DICK – No problemo Ronnie!
En disant cette phrase, il en comprit l’impact et se reprit tout de suite:
DICK - Je veux dire, compte sur moi Veronica.
VERONICA – Je n’en doutais pas une seconde.
DICK – Hum... Une question...
Veronica tourna les yeux vers lui.
DICK – Quand tu dis peu importe où... Ca veut dire...
MAC – Dick, si tu fais un pas dans la salle de bain, je te tue!
DICK – Hey, c'est bon, je vérifiais.
MAC – V...
Veronica lui lança un sourire amusé. Mac s’avança vers le canapé et prit place entre eux.
MAC – Bon, puisque je n’ai pas le choix, autant en profiter. Pas d'autres blagues douteuses, ou de sous-entendus.
DICK – Tu connais le Dick!
MAC – Et retire ce sourire niais de ton visage !
DICK – Écoute, je te propose de faire de mon mieux afin que ton séjour soit agréable, si tu promets de...
MAC – Dick!
DICK – J'allais dire de faire des parties de jeux vidéo avec moi. Mais si tu as l'esprit qui divague...
MAC – OK mais pas maintenant, j’ai pas vraiment la tête à ça pour le moment.
Elle se tourna vers Veronica et lui dit:
MAC – Tu as une piste?
Veronica allait répondre quand on frappa à la porte. Son père et Wallace arrivèrent en même temps.
DICK – Bonsoir M. Mars, le salua-t-il en lui serrant la main.
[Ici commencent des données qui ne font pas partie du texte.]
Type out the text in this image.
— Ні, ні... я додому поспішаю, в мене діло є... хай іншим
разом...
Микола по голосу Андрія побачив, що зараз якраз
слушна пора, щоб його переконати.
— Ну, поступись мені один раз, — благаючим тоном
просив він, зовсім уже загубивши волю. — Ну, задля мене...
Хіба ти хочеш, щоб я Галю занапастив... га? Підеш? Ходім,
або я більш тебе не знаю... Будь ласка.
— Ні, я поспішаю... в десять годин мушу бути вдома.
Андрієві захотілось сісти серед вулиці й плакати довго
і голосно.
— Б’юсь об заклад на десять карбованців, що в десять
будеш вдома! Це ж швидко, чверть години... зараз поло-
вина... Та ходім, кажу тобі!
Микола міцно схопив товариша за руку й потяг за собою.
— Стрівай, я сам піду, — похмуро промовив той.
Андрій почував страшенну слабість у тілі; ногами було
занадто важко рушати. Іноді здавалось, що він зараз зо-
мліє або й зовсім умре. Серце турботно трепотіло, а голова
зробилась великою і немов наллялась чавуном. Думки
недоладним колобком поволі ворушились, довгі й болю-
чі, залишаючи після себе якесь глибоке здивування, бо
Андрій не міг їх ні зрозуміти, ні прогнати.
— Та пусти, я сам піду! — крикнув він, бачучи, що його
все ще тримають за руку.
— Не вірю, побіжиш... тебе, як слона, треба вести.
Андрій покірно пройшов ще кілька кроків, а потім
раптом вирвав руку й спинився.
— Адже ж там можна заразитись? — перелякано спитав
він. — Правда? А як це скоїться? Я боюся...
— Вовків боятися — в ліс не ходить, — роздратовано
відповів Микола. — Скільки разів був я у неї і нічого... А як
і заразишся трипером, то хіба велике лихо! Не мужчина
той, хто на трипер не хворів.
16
Il l’invita à rentrer, puis tapa dans la main de Wallace. Keith se dirigea vers Veronica et Mac.
KEITH – Tout va bien?
VERONICA – Oui maintenant, tout ira bien!
Keith se tenait debout face à eux, regardant partout dans la pièce.
KEITH – Logan? Où est-il? Je suis surpris qu’il ne soit pas ici. J’aurais juré le trouver avec…
DICK – Il est parti.
Dick l'avait coupé d'une voix grave, sans détour.
KEITH – Ah...
VERONICA – Ce n’est pas le plus important pour le moment. Le plus urgent est de trouver les réponses à nos questions et de démasquer au plus vite qui se cache derrière tout ça et pourquoi.
Keith comprit tout de suite que c’était délicat pour sa fille. Il prendrait le temps plus tard. Veronica sortit son ordinateur de son sac, et un dossier. Elle rassembla ses amis et son père autour d’elle.
VERONICA – Bon voici ce que j’ai reçu tout à l’heure.
Elle tourna l’ordinateur vers eux et tous se penchèrent pour lire le message.